The Queensland Building and Construction Commission (QBCC) is designed to assist growth in the sector, which the state government believes will bring great benefits to the economy as a whole.
Tim Mander, housing and public works minister, explained that the body would replace the Building Services Authority, which has been the source of much controversy over the years.
“We have appointed people of the highest calibre to the board, people who come with extensive experience in the legal, financial and insurance sectors as well as the building and construction industry,” commented the minister.
“Board members have been selected based on their previous and current board experience, as well as their business skills and proven ability to drive reform.”
Among the duties that the QBCC has been tasked with includes the implementation of the government’s ten-point action plan, which is designed to address current regulations and help drive growth.
As one of the biggest sources of labour hire in Queensland, the government sees it as essential that the construction industry becomes more efficient and streamlined in years to come.
In addition, the body will be responsible for licensing and dispute resolution, as well as taking charge of the Home Warranty Scheme.

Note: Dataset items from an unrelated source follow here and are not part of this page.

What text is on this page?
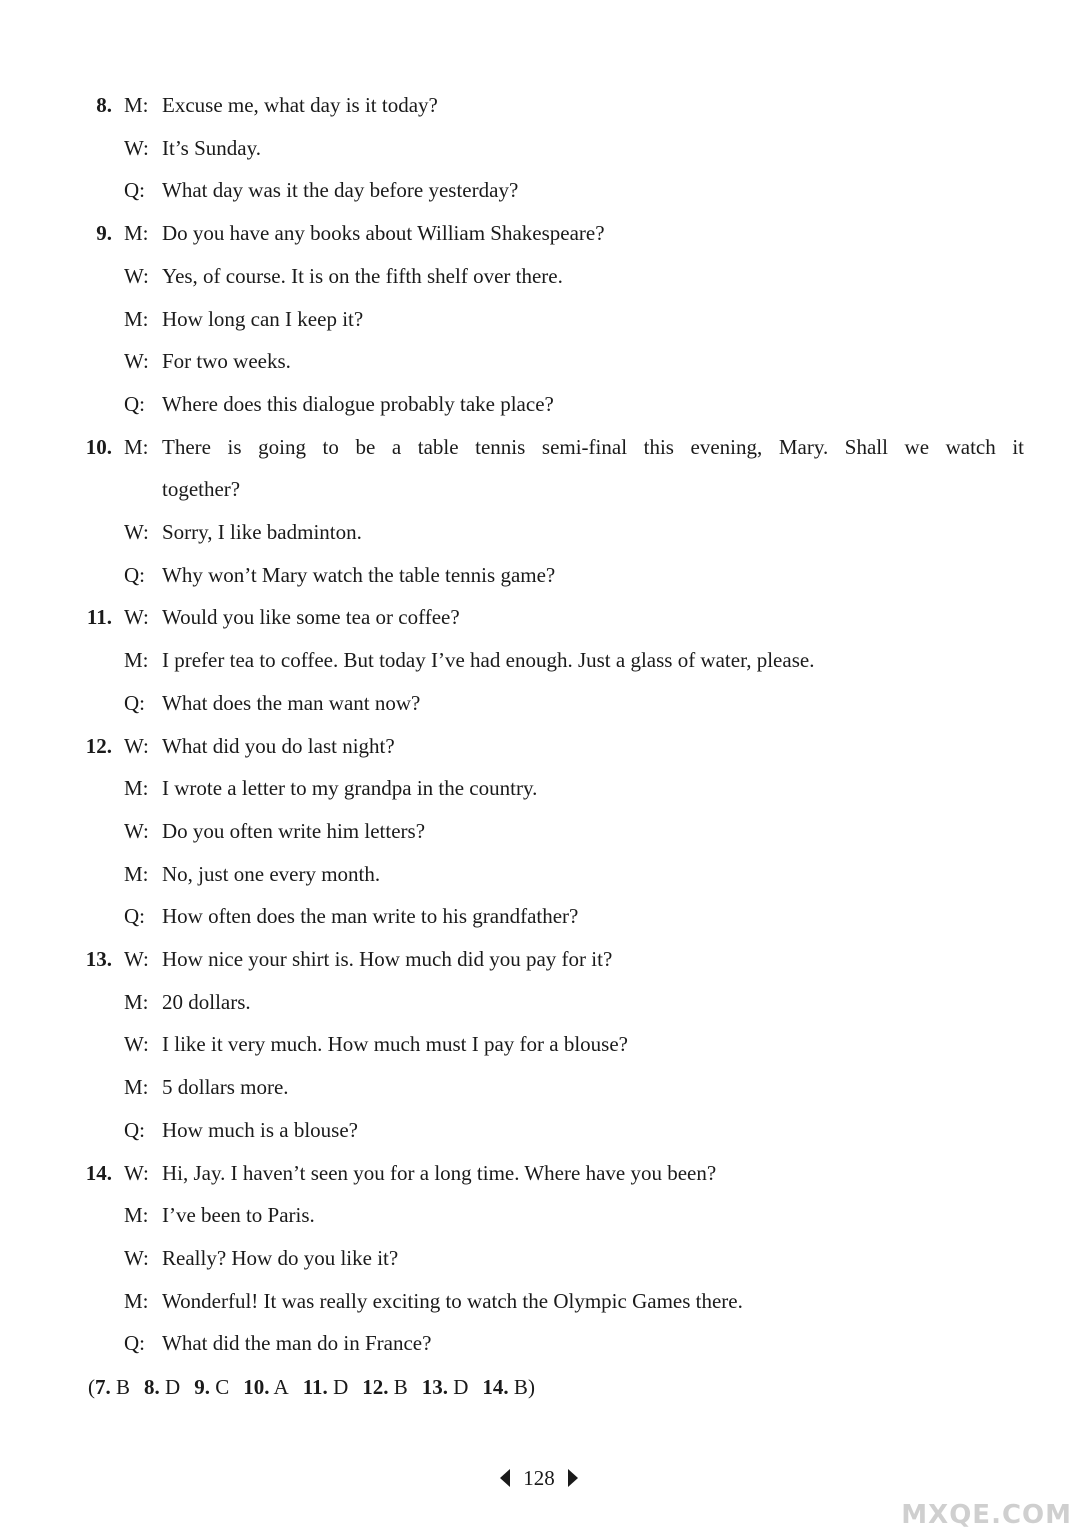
8. M: Excuse me, what day is it today?
W: It’s Sunday.
Q: What day was it the day before yesterday?
9. M: Do you have any books about William Shakespeare?
W: Yes, of course. It is on the fifth shelf over there.
M: How long can I keep it?
W: For two weeks.
Q: Where does this dialogue probably take place?
10. M: There is going to be a table tennis semi-final this evening, Mary. Shall we watch it
together?
W: Sorry, I like badminton.
Q: Why won’t Mary watch the table tennis game?
11. W: Would you like some tea or coffee?
M: I prefer tea to coffee. But today I’ve had enough. Just a glass of water, please.
Q: What does the man want now?
12. W: What did you do last night?
M: I wrote a letter to my grandpa in the country.
W: Do you often write him letters?
M: No, just one every month.
Q: How often does the man write to his grandfather?
13. W: How nice your shirt is. How much did you pay for it?
M: 20 dollars.
W: I like it very much. How much must I pay for a blouse?
M: 5 dollars more.
Q: How much is a blouse?
14. W: Hi, Jay. I haven’t seen you for a long time. Where have you been?
M: I’ve been to Paris.
W: Really? How do you like it?
M: Wonderful! It was really exciting to watch the Olympic Games there.
Q: What did the man do in France?
(7. B 8. D 9. C 10. A 11. D 12. B 13. D 14. B)
128
MXQE.COM
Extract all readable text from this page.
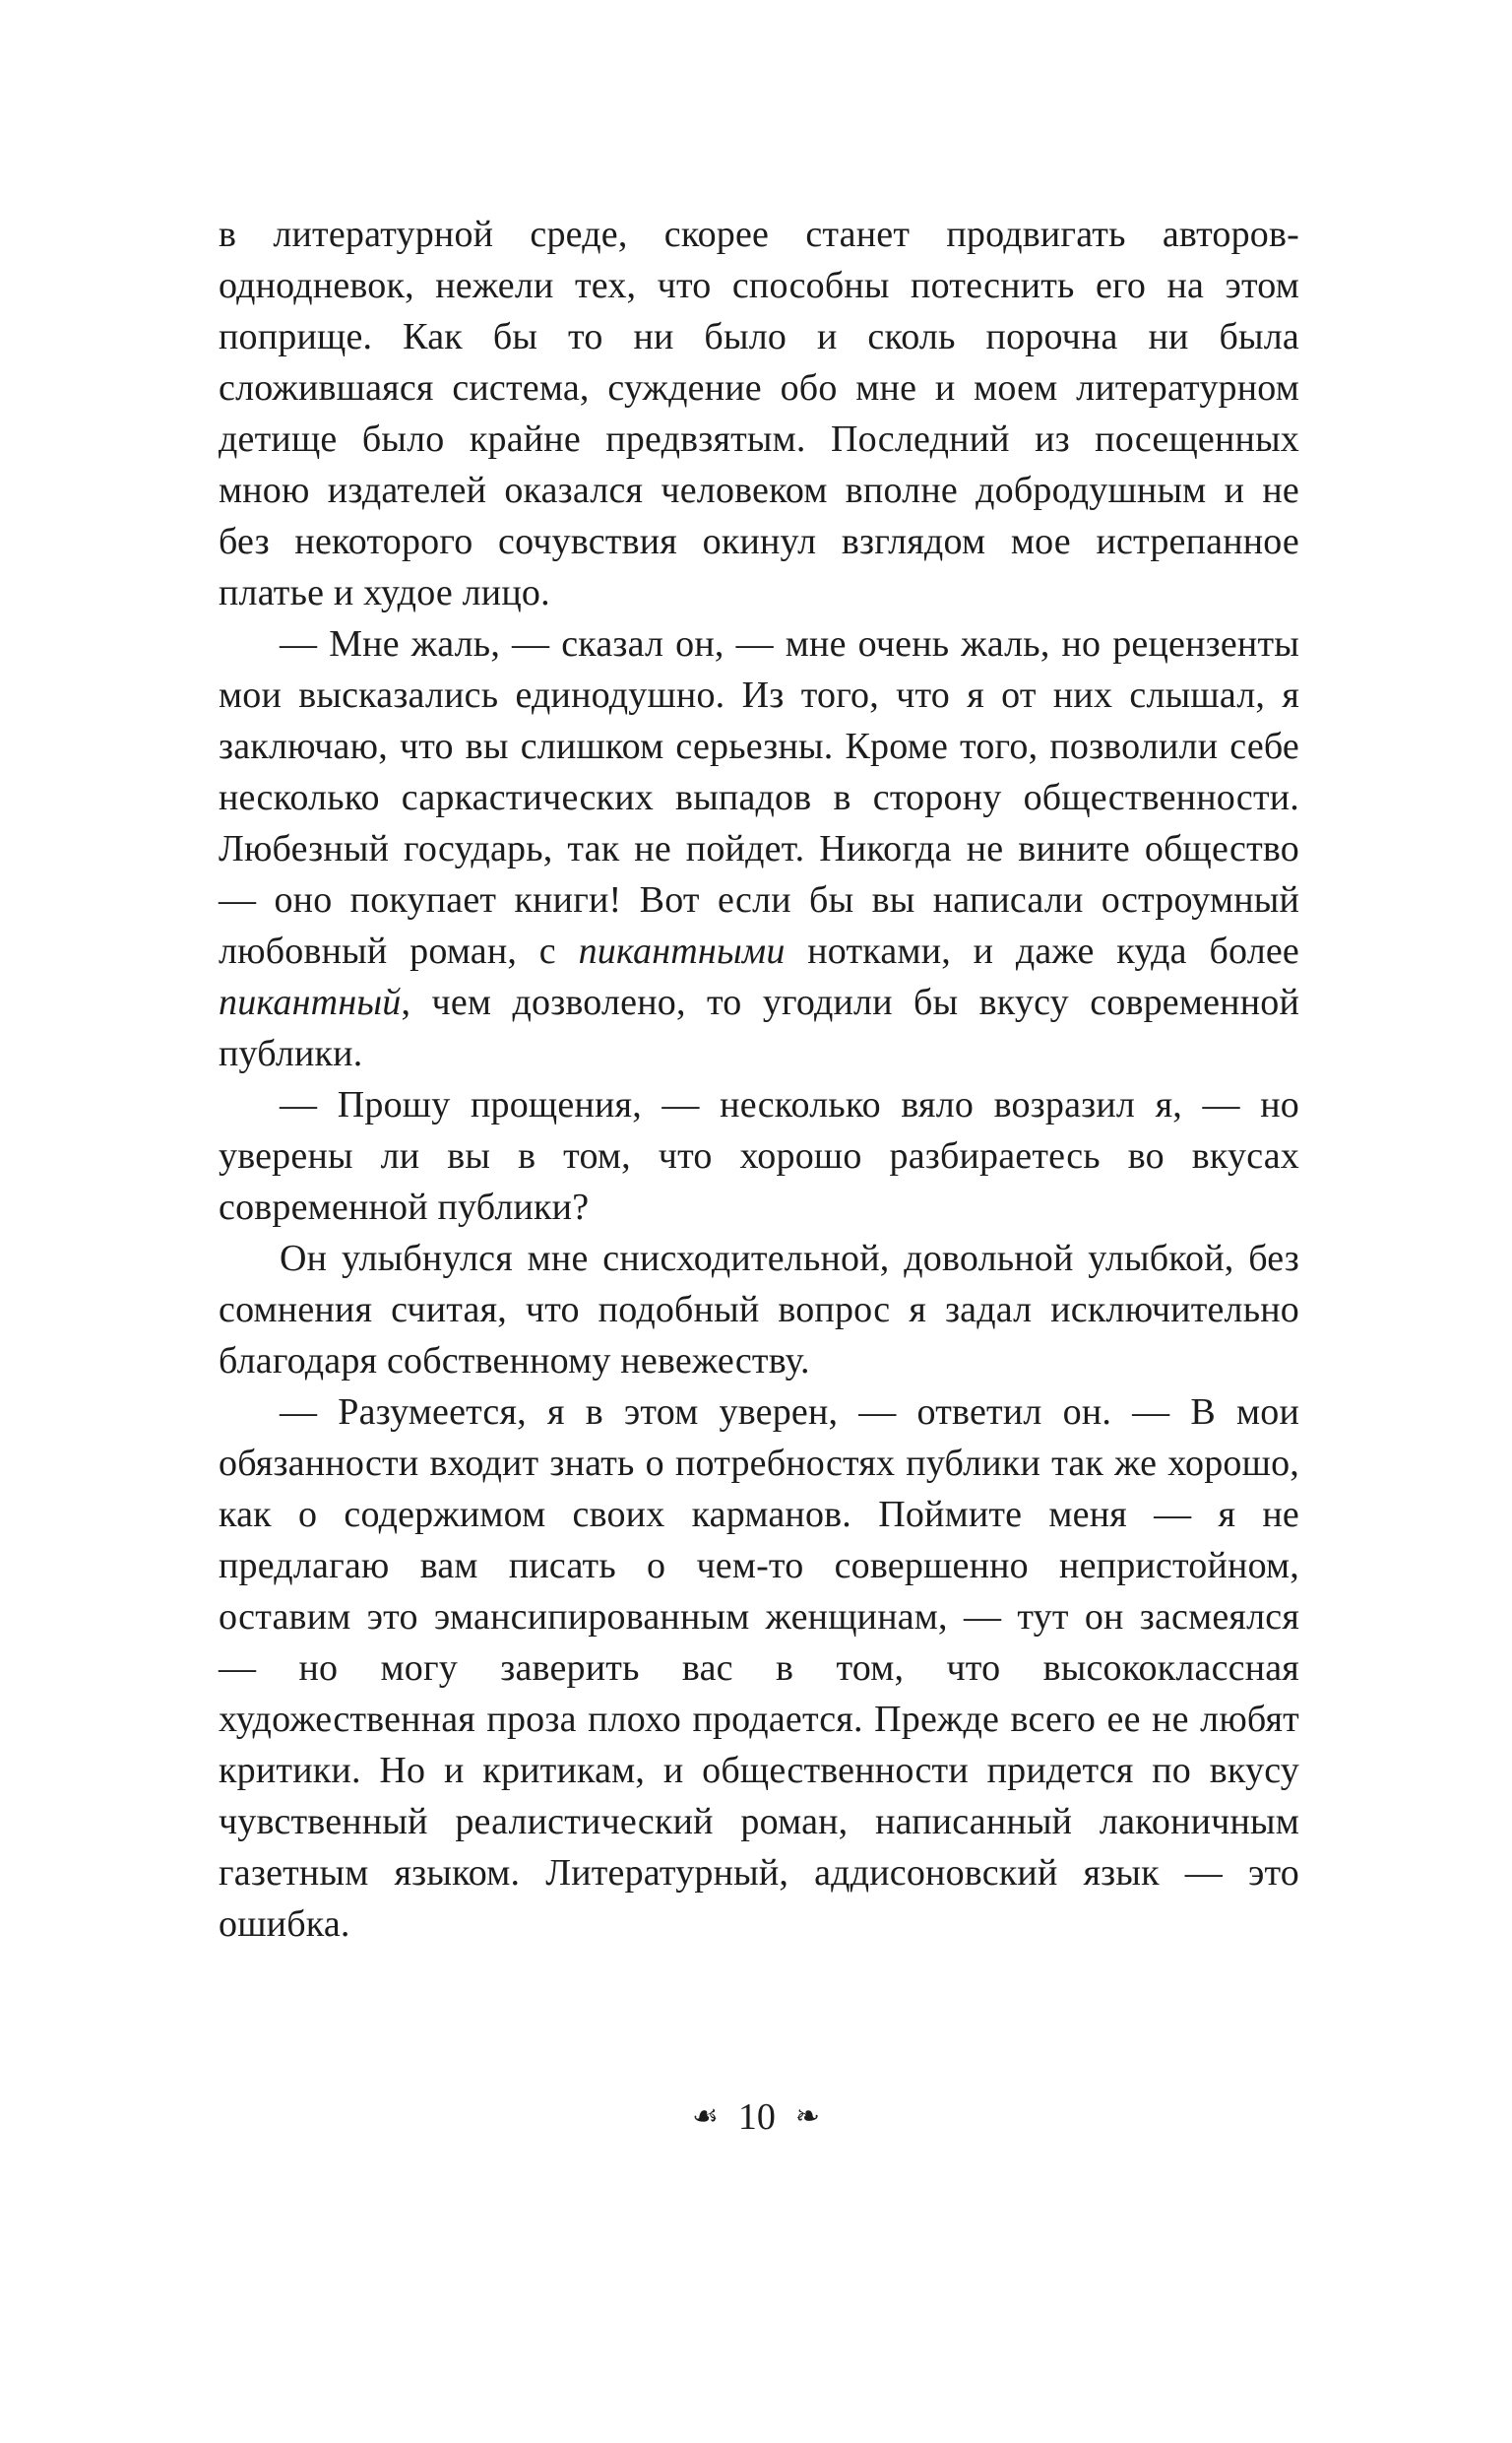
в литературной среде, скорее станет продвигать авторов-однодневок, нежели тех, что способны потеснить его на этом поприще. Как бы то ни было и сколь порочна ни была сложившаяся система, суждение обо мне и моем литературном детище было крайне предвзятым. Последний из посещенных мною издателей оказался человеком вполне добродушным и не без некоторого сочувствия окинул взглядом мое истрепанное платье и худое лицо.

— Мне жаль, — сказал он, — мне очень жаль, но рецензенты мои высказались единодушно. Из того, что я от них слышал, я заключаю, что вы слишком серьезны. Кроме того, позволили себе несколько саркастических выпадов в сторону общественности. Любезный государь, так не пойдет. Никогда не вините общество — оно покупает книги! Вот если бы вы написали остроумный любовный роман, с пикантными нотками, и даже куда более пикантный, чем дозволено, то угодили бы вкусу современной публики.

— Прошу прощения, — несколько вяло возразил я, — но уверены ли вы в том, что хорошо разбираетесь во вкусах современной публики?

Он улыбнулся мне снисходительной, довольной улыбкой, без сомнения считая, что подобный вопрос я задал исключительно благодаря собственному невежеству.

— Разумеется, я в этом уверен, — ответил он. — В мои обязанности входит знать о потребностях публики так же хорошо, как о содержимом своих карманов. Поймите меня — я не предлагаю вам писать о чем-то совершенно непристойном, оставим это эмансипированным женщинам, — тут он засмеялся — но могу заверить вас в том, что высококлассная художественная проза плохо продается. Прежде всего ее не любят критики. Но и критикам, и общественности придется по вкусу чувственный реалистический роман, написанный лаконичным газетным языком. Литературный, аддисоновский язык — это ошибка.

☙ 10 ❧
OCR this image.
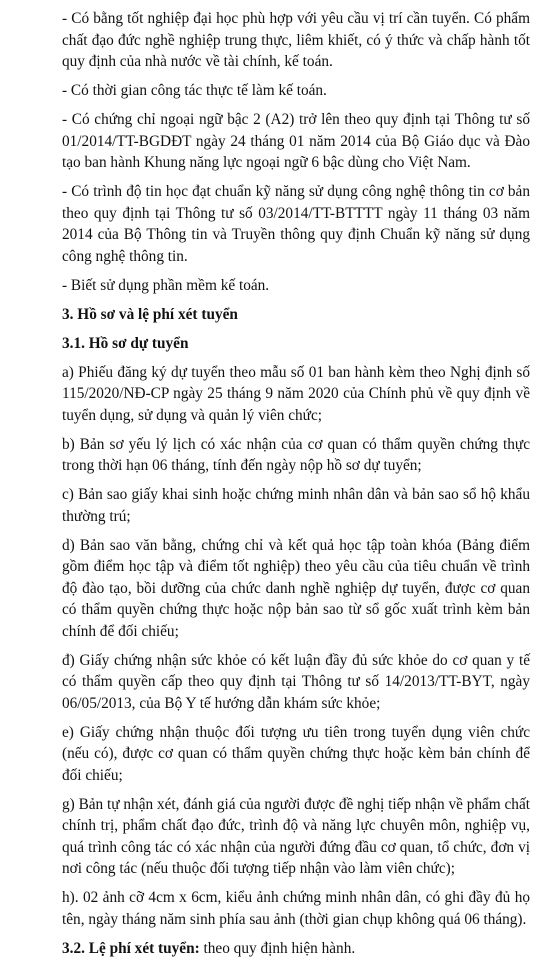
- Có bằng tốt nghiệp đại học phù hợp với yêu cầu vị trí cần tuyển. Có phẩm chất đạo đức nghề nghiệp trung thực, liêm khiết, có ý thức và chấp hành tốt quy định của nhà nước về tài chính, kế toán.

- Có thời gian công tác thực tế làm kế toán.

- Có chứng chỉ ngoại ngữ bậc 2 (A2) trở lên theo quy định tại Thông tư số 01/2014/TT-BGDĐT ngày 24 tháng 01 năm 2014 của Bộ Giáo dục và Đào tạo ban hành Khung năng lực ngoại ngữ 6 bậc dùng cho Việt Nam.

- Có trình độ tin học đạt chuẩn kỹ năng sử dụng công nghệ thông tin cơ bản theo quy định tại Thông tư số 03/2014/TT-BTTTT ngày 11 tháng 03 năm 2014 của Bộ Thông tin và Truyền thông quy định Chuẩn kỹ năng sử dụng công nghệ thông tin.

- Biết sử dụng phần mềm kế toán.

3. Hồ sơ và lệ phí xét tuyển

3.1. Hồ sơ dự tuyển

a) Phiếu đăng ký dự tuyển theo mẫu số 01 ban hành kèm theo Nghị định số 115/2020/NĐ-CP ngày 25 tháng 9 năm 2020 của Chính phủ về quy định về tuyển dụng, sử dụng và quản lý viên chức;

b) Bản sơ yếu lý lịch có xác nhận của cơ quan có thẩm quyền chứng thực trong thời hạn 06 tháng, tính đến ngày nộp hồ sơ dự tuyển;

c) Bản sao giấy khai sinh hoặc chứng minh nhân dân và bản sao sổ hộ khẩu thường trú;

d) Bản sao văn bằng, chứng chỉ và kết quả học tập toàn khóa (Bảng điểm gồm điểm học tập và điểm tốt nghiệp) theo yêu cầu của tiêu chuẩn về trình độ đào tạo, bồi dưỡng của chức danh nghề nghiệp dự tuyển, được cơ quan có thẩm quyền chứng thực hoặc nộp bản sao từ sổ gốc xuất trình kèm bản chính để đối chiếu;

đ) Giấy chứng nhận sức khỏe có kết luận đầy đủ sức khỏe do cơ quan y tế có thẩm quyền cấp theo quy định tại Thông tư số 14/2013/TT-BYT, ngày 06/05/2013, của Bộ Y tế hướng dẫn khám sức khỏe;

e) Giấy chứng nhận thuộc đối tượng ưu tiên trong tuyển dụng viên chức (nếu có), được cơ quan có thẩm quyền chứng thực hoặc kèm bản chính để đối chiếu;

g) Bản tự nhận xét, đánh giá của người được đề nghị tiếp nhận về phẩm chất chính trị, phẩm chất đạo đức, trình độ và năng lực chuyên môn, nghiệp vụ, quá trình công tác có xác nhận của người đứng đầu cơ quan, tổ chức, đơn vị nơi công tác (nếu thuộc đối tượng tiếp nhận vào làm viên chức);

h). 02 ảnh cỡ 4cm x 6cm, kiểu ảnh chứng minh nhân dân, có ghi đầy đủ họ tên, ngày tháng năm sinh phía sau ảnh (thời gian chụp không quá 06 tháng).

3.2. Lệ phí xét tuyển: theo quy định hiện hành.
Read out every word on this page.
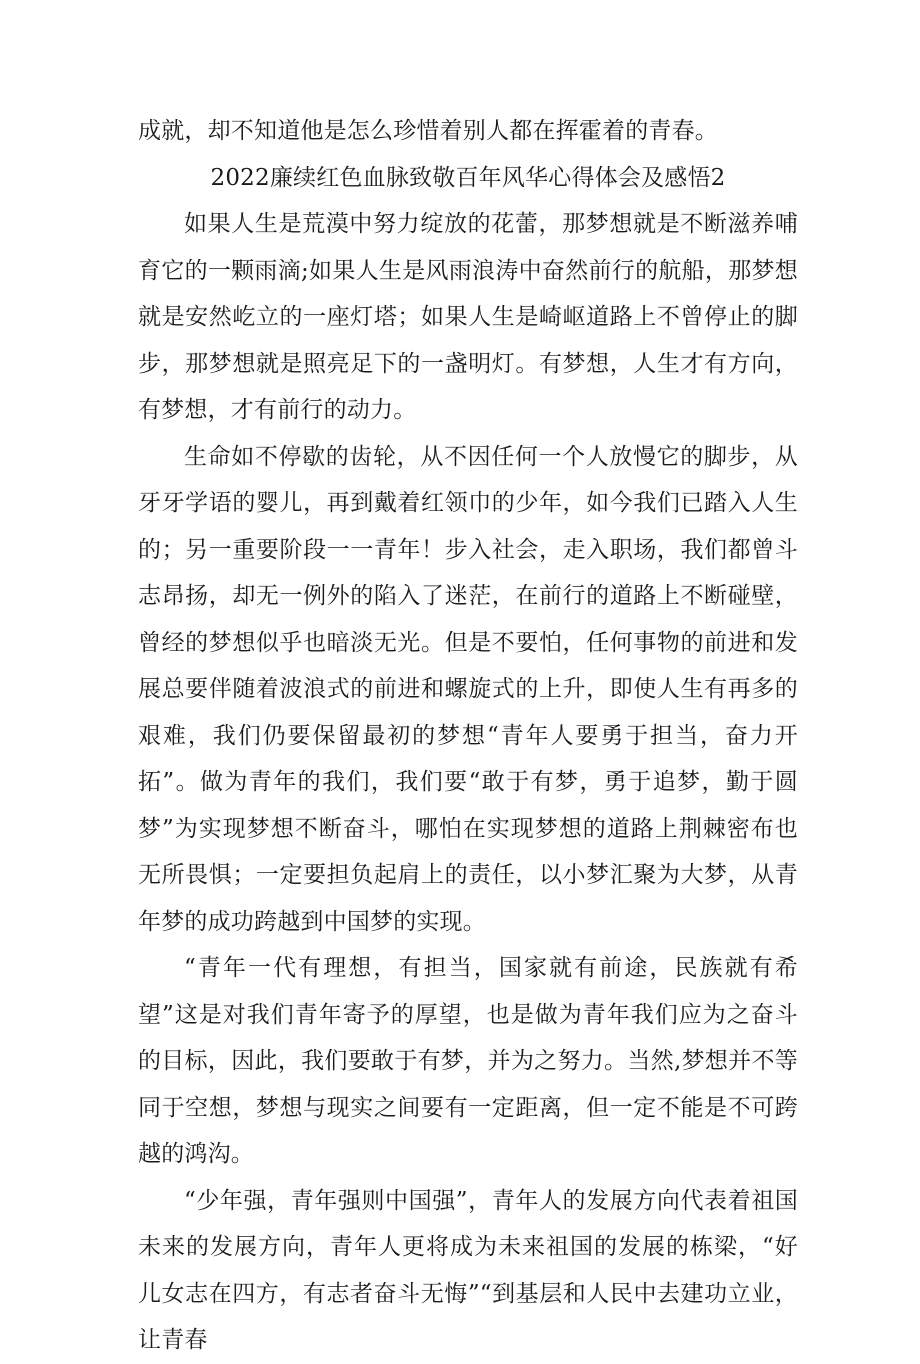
成就，却不知道他是怎么珍惜着别人都在挥霍着的青春。

2022廉续红色血脉致敬百年风华心得体会及感悟2

如果人生是荒漠中努力绽放的花蕾，那梦想就是不断滋养哺育它的一颗雨滴;如果人生是风雨浪涛中奋然前行的航船，那梦想就是安然屹立的一座灯塔；如果人生是崎岖道路上不曾停止的脚步，那梦想就是照亮足下的一盏明灯。有梦想，人生才有方向，有梦想，才有前行的动力。

生命如不停歇的齿轮，从不因任何一个人放慢它的脚步，从牙牙学语的婴儿，再到戴着红领巾的少年，如今我们已踏入人生的；另一重要阶段一一青年！步入社会，走入职场，我们都曾斗志昂扬，却无一例外的陷入了迷茫，在前行的道路上不断碰壁，曾经的梦想似乎也暗淡无光。但是不要怕，任何事物的前进和发展总要伴随着波浪式的前进和螺旋式的上升，即使人生有再多的艰难，我们仍要保留最初的梦想“青年人要勇于担当，奋力开拓”。做为青年的我们，我们要“敢于有梦，勇于追梦，勤于圆梦”为实现梦想不断奋斗，哪怕在实现梦想的道路上荆棘密布也无所畏惧；一定要担负起肩上的责任，以小梦汇聚为大梦，从青年梦的成功跨越到中国梦的实现。

“青年一代有理想，有担当，国家就有前途，民族就有希望”这是对我们青年寄予的厚望，也是做为青年我们应为之奋斗的目标，因此，我们要敢于有梦，并为之努力。当然,梦想并不等同于空想，梦想与现实之间要有一定距离，但一定不能是不可跨越的鸿沟。

“少年强，青年强则中国强”，青年人的发展方向代表着祖国未来的发展方向，青年人更将成为未来祖国的发展的栋梁，“好儿女志在四方，有志者奋斗无悔”“到基层和人民中去建功立业，让青春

Contractors who carry out defective work will find their actions are investigated by the QBCC.
The new body will have a number of big tasks to face, including helping to improve builder confidence throughout Queensland.
The Master Builders’ National Survey of Building and Construction showed that even in spite of a slight uplift in confidence, people working within the sector are doubtful of a full recovery any time soon.
Chief economist at Master Builders Peter Jones explained that building approvals and housing finance have experienced slight rises, which would usually filter through to other parts of the industry.
However, people are still cautious about what the future has in store, especially as the chances of recovery seem so fragile and business conditions remain mixed.
“A pick-up in activity is not on the cards in the immediate future,” Mr Jones acknowledged, adding that the low interest rate environment still needs to gather more traction.